The subject of cyber security includes a large number of sub-themes, often with a technical component. However, that does not cover the entire load, says Klaver: “The focus is often mainly on the technical component. But it is about a combination of measures in the field of processes, people and technology. You need these three factors. In the chemical industry, you see that procedures are so important and safety is such an important aspect that cyber security is now extremely important to include. Traditionally, there is a lot of attention for safety in laboratories, but precisely because of the complexity in the sector and the intertwining of IT with OT, you see that new vulnerabilities and attack paths are emerging there. Because it is also a vital sector, as the hacking incident of Colonial Pipelines showed last year, an attack can also have an enormous social impact.”

Klaver gives another example of a recent incident: “In February, we had attacks on large oil terminals in Belgium, the Netherlands and Germany. These terminals were temporarily out of operation as a result. At TNO, we keep records of such incidents. Precisely to learn that if something happens at location A, we should also defend ourselves against it here. Because cybercriminals almost always try to strike at location B. There are no or hardly any boundaries for carrying out cyber attacks.”

It is therefore important for a company or institution to start at the basics. Informed employees are vital, says the TNO expert: “You can prevent successful cyber attacks with a number of basic measures and employee awareness. I completely agree with the statement that employees are a very important link in making organizations more resilient. Don't let them click on that cheerful-looking link in an email or connect private equipment to the company network. But also think about how you deal with suppliers, for example. Make sure that there are procedures for that.”

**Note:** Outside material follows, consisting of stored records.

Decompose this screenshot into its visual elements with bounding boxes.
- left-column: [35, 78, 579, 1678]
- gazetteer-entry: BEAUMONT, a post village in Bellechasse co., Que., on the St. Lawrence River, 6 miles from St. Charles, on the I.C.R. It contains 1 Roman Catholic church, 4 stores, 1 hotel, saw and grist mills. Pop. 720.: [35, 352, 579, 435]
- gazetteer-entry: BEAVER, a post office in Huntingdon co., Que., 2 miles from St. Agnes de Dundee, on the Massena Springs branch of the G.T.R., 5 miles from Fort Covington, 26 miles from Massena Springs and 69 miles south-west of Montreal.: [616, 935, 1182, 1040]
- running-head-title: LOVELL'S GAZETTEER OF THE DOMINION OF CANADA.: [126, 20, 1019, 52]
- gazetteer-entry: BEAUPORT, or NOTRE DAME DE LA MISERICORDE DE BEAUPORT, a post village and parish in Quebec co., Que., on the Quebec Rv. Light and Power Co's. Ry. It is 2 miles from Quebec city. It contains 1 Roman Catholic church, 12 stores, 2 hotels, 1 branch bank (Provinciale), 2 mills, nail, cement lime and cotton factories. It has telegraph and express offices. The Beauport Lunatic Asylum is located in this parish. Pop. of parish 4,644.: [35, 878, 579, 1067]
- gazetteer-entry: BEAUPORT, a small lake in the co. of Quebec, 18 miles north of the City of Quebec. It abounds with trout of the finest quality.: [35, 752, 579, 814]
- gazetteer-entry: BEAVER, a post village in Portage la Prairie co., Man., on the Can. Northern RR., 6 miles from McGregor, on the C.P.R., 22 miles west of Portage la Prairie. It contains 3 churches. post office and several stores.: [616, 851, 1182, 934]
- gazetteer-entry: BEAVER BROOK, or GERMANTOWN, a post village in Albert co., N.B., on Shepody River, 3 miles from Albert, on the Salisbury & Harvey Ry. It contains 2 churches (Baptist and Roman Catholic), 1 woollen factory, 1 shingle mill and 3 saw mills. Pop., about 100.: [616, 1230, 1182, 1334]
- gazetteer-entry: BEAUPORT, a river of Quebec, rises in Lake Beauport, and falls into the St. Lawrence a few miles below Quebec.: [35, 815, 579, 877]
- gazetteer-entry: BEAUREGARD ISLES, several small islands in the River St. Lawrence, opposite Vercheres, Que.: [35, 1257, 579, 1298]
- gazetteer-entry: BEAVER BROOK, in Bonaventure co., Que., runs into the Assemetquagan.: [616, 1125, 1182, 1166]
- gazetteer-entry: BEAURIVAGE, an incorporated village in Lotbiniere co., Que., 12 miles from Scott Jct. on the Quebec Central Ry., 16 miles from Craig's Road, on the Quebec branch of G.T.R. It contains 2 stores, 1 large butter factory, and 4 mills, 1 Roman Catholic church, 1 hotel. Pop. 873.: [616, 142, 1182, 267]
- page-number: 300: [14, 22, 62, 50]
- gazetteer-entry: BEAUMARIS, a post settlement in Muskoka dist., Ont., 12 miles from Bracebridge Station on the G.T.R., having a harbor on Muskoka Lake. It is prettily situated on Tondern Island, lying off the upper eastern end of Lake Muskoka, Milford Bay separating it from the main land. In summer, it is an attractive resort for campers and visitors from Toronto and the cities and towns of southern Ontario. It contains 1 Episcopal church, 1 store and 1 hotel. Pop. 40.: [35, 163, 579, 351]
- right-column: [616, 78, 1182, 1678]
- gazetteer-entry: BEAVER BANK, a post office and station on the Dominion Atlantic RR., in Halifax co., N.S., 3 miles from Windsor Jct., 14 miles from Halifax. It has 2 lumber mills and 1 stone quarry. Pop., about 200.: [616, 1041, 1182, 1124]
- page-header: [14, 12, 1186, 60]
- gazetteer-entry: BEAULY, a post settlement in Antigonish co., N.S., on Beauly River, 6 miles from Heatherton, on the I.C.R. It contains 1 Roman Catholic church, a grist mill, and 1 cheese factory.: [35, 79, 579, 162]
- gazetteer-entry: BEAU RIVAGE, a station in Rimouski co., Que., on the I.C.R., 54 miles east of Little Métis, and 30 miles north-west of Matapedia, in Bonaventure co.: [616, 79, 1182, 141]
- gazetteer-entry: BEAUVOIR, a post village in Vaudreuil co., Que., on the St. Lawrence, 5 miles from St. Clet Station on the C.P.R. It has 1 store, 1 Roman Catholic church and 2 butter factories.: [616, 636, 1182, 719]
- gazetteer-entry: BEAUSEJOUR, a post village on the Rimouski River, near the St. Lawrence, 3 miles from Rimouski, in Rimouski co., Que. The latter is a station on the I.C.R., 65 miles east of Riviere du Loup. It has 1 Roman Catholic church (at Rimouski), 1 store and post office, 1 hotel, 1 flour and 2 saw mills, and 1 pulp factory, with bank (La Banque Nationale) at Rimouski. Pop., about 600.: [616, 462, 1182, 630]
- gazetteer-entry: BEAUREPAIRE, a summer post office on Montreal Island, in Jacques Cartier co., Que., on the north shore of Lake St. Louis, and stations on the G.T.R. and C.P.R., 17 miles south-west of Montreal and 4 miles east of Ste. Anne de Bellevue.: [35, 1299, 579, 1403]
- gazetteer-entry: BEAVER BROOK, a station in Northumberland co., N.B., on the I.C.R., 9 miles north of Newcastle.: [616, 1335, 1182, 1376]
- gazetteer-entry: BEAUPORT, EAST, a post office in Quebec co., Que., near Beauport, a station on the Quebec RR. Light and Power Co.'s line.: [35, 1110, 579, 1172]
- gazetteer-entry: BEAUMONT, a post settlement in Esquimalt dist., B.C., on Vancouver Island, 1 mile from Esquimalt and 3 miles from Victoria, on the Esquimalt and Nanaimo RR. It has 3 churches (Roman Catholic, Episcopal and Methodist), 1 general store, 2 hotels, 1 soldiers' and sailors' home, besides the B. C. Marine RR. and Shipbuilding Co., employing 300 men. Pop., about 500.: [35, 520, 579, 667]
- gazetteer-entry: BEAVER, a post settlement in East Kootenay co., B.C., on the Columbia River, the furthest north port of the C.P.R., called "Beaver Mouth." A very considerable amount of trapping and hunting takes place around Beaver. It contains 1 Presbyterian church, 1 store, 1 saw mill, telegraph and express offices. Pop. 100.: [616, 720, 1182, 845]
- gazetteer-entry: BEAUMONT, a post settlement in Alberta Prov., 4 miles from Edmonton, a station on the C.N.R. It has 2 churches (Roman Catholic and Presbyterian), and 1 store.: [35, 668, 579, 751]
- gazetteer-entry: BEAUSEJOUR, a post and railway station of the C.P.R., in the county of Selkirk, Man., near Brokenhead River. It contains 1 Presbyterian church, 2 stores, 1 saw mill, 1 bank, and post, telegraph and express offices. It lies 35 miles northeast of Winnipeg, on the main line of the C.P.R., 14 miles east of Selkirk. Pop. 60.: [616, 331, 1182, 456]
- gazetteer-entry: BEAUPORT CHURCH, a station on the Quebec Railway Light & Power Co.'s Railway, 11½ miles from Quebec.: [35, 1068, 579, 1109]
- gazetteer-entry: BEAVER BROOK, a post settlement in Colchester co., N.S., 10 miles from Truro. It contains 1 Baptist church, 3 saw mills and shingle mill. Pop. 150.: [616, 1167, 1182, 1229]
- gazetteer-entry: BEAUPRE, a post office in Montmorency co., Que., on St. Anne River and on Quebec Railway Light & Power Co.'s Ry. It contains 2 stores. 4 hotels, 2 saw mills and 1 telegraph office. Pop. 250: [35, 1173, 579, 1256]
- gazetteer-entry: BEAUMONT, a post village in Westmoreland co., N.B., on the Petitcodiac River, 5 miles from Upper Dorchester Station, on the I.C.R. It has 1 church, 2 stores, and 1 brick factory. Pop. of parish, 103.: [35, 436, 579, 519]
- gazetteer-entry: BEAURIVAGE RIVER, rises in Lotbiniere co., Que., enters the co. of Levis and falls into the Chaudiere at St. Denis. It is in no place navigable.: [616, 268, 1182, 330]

Publication of trade secrets

In addition to the now widely used ransomware, cybercriminals are also carrying out additional actions: “You see that in combination with ransomware, information is increasingly being stolen and published. That is also a point of attention for labs, because in addition to commercial information, it can also involve personal or sensitive information. Attackers want to put organizations under further pressure to pay ransom.”

According to Klaver, international conflicts can also be a reason to pay extra attention: “The NCSC (National Cyber Security Center) is currently monitoring all developments around Ukraine. They have also investigated whether the attacks on the aforementioned oil platforms came from the Russian side. According to the NCSC, it seems to be okay so far. But the chemical sector can be a specific target. You have seen that before in the Middle East, for example.”

Anyone can be a target

During her lecture, Klaver wants to emphasize that every company, from large to small, is at risk: “Sometimes you notice that companies think 'oh, I'm not that interesting'. Then we always look at the data from ransomware attacks. Those lists include companies from very small to very large. So don't think you're safe because you're hard to find. For example, the attack on the municipality of Hof van Twente is not at the top of everyone's list. People are also wary of the technical complexity and the costs. Then they think 'they'll just pass my door'.”

Klaver wants to emphasize that the first steps on the road to cyber security are the most important: “We see that many companies experience the subject of cyber security as overwhelming. But with a number of basic steps and creating awareness, you can already make very big steps. So don't immediately aim for heavy technological solutions, but know which systems you have in-house and where the vulnerabilities are. The DTC (Digital Trust Center) has useful tips, especially for SMEs, to start small and take the first steps.”